24 de abril | 2026
Moradora de Olímpia cai em golpe telefônico e perde mais de R$ 5 mil em falsa operação bancária
Criminoso se passou por funcionário de banco, alegou compra suspeita e induziu vítima a transferir R$ 5.271,83 pelo aplicativo

Segundo informações do boletim de ocorrência, a vítima, identificada como I. C. L. da S., recebeu uma ligação do número (21) 97994-5405. Durante o contato, o interlocutor afirmou ser funcionário do Banco Itaú e informou sobre uma suposta compra indevida no valor de R$ 2.000,00 realizada em seu cartão de crédito.
GOLPISTA SIMULOU PROCEDIMENTO DE SEGURANÇA
Com um discurso convincente, o criminoso orientou a vítima a acessar seu próprio aplicativo bancário e realizar uma série de procedimentos que, segundo ele, serviriam para cancelar a transação suspeita e efetuar o estorno do valor.
Confiando na legitimidade da ligação, a mulher seguiu todas as instruções repassadas em tempo real pelo suposto atendente. No entanto, ao concluir a operação, percebeu que havia feito uma transferência bancária efetiva — e não um estorno — no valor de R$ 5.271,83.
O dinheiro foi enviado para uma conta em nome de Pedro Henrique de Souza, conforme consta no registro policial.
PREJUÍZO SÓ FOI PERCEBIDO APÓS O DÉBITO
A vítima relatou que apenas percebeu a fraude após verificar que o valor havia sido debitado de sua conta. Sem conseguir reverter a operação de imediato, procurou a Delegacia de Polícia de Olímpia para registrar o caso.

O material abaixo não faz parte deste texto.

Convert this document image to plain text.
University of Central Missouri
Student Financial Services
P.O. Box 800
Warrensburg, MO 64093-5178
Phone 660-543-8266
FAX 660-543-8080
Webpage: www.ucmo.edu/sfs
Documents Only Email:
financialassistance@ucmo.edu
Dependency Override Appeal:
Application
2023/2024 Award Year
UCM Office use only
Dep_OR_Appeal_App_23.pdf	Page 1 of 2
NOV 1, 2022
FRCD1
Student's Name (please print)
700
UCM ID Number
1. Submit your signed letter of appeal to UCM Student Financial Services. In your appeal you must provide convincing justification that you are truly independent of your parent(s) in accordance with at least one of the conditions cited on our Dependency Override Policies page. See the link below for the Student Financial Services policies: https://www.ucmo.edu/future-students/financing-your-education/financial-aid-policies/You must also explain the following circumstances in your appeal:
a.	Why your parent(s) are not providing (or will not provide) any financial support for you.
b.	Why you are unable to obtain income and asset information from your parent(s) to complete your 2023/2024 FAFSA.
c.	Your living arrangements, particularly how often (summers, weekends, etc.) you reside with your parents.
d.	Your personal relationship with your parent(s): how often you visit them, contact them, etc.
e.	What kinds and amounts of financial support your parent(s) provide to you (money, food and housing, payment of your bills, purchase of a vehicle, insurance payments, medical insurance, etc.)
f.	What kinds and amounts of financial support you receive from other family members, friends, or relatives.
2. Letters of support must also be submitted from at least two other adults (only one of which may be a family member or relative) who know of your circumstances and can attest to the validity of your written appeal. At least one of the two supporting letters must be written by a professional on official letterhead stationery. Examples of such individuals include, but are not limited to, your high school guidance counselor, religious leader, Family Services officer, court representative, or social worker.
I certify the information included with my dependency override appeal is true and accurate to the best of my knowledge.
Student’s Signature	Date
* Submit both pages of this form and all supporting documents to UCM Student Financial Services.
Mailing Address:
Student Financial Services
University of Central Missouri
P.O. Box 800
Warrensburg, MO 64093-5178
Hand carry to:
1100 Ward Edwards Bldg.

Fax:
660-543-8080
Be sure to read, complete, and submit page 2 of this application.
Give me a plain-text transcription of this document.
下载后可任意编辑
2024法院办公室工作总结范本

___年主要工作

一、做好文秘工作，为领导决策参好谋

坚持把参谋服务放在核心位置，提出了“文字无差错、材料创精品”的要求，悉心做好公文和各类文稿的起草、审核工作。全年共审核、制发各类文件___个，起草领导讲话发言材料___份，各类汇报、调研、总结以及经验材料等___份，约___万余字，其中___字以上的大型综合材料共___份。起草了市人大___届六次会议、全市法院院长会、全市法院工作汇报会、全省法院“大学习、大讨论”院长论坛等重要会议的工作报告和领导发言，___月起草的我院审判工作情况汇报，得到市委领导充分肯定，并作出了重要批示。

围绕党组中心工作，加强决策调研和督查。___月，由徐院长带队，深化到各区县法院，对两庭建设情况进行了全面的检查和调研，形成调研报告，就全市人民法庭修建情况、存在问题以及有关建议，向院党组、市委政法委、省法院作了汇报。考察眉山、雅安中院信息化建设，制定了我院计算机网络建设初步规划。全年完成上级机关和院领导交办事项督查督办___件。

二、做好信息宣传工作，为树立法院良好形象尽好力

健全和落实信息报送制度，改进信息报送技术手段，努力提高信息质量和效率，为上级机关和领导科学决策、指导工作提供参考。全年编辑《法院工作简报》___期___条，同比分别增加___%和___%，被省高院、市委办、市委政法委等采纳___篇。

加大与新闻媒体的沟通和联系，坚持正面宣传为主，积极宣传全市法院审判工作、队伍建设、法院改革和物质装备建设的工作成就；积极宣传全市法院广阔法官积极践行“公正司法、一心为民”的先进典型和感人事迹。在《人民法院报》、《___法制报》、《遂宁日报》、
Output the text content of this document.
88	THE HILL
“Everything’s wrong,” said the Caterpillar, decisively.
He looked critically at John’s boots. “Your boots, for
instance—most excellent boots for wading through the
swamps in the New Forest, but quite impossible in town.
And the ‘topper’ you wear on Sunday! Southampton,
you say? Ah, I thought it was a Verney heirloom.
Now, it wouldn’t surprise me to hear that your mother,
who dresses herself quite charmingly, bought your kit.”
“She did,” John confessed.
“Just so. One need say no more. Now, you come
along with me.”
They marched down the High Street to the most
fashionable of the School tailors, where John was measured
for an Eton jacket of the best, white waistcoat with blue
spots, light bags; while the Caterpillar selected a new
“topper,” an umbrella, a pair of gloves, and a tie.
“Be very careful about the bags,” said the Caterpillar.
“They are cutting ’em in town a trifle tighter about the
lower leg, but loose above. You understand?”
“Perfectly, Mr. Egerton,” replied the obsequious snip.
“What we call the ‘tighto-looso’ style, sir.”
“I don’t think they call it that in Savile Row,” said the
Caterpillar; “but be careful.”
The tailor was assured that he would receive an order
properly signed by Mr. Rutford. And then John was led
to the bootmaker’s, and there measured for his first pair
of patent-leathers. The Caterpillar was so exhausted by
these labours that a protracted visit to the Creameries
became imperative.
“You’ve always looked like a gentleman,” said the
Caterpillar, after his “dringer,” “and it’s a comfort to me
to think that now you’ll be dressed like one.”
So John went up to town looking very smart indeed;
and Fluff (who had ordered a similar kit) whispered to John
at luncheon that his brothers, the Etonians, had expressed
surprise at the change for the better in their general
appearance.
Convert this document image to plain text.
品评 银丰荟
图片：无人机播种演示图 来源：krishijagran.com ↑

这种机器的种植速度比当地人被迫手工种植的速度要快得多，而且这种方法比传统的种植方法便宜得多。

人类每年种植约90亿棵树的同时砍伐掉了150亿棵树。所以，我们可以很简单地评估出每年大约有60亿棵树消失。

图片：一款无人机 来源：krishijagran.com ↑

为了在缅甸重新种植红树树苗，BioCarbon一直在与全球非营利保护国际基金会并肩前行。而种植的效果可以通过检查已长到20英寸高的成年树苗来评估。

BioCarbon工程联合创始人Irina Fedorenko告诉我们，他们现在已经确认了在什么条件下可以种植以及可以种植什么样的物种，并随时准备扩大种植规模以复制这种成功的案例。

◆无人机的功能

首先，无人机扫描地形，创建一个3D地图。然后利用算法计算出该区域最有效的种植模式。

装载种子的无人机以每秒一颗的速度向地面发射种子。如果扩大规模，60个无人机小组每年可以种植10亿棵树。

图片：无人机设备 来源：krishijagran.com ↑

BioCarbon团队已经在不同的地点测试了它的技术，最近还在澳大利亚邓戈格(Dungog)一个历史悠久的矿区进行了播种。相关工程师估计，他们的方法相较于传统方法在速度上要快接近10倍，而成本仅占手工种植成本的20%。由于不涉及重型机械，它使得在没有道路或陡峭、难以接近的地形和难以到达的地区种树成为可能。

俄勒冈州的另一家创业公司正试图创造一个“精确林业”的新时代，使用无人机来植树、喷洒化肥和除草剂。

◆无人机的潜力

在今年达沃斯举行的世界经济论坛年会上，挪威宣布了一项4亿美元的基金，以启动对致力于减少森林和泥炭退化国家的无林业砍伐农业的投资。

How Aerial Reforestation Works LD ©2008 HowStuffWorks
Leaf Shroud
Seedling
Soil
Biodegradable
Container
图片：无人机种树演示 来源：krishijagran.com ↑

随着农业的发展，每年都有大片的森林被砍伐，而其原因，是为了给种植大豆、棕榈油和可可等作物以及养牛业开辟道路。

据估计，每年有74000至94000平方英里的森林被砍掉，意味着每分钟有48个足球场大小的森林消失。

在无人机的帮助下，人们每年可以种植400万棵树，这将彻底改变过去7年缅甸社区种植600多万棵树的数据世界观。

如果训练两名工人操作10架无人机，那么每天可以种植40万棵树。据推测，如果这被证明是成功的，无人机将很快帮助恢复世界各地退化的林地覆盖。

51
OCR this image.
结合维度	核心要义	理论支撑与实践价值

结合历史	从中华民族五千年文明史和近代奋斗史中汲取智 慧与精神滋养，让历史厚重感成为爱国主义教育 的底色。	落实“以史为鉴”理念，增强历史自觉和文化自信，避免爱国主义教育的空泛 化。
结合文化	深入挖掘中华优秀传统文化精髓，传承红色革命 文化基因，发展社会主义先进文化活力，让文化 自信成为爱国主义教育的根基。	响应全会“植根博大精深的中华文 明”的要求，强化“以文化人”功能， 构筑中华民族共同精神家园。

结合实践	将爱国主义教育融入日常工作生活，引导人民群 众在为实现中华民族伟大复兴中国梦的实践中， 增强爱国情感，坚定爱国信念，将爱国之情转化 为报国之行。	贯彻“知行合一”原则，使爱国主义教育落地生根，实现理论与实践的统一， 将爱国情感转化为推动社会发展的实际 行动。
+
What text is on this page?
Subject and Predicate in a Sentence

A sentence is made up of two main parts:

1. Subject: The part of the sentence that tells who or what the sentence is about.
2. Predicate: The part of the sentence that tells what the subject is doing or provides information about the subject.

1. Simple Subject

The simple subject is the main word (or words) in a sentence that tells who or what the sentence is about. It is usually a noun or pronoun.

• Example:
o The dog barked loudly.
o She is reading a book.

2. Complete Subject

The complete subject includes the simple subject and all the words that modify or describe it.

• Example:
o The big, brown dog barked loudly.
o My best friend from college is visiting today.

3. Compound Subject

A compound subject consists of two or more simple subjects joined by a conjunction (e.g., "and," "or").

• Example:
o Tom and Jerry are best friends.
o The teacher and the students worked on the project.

O crime aconteceu no dia 15 de abril, em horário não especificado, mas a comunicação oficial à Polícia Civil ocorreu somente nesta semana. O caso foi registrado como estelionato, previsto no artigo 171 do Código Penal.
INVESTIGAÇÃO E ALERTA À POPULAÇÃO
A ocorrência foi atendida pela equipe do delegado Dr. Marcelo Pupo de Paula, responsável pelo registro do caso. A vítima foi orientada quanto ao prazo decadencial de seis meses para formalizar representação criminal contra o autor, caso ele seja identificado ao longo das investigações.
A Polícia alerta que instituições financeiras não solicitam transferências, senhas ou procedimentos de segurança por telefone. Em casos de suspeita, a recomendação é desligar imediatamente e procurar o banco por canais oficiais.
Golpes desse tipo têm se tornado cada vez mais frequentes, explorando o medo e a urgência para convencer vítimas a agir sem checar a veracidade das informações. Especialistas recomendam cautela redobrada em ligações inesperadas envolvendo movimentações financeiras.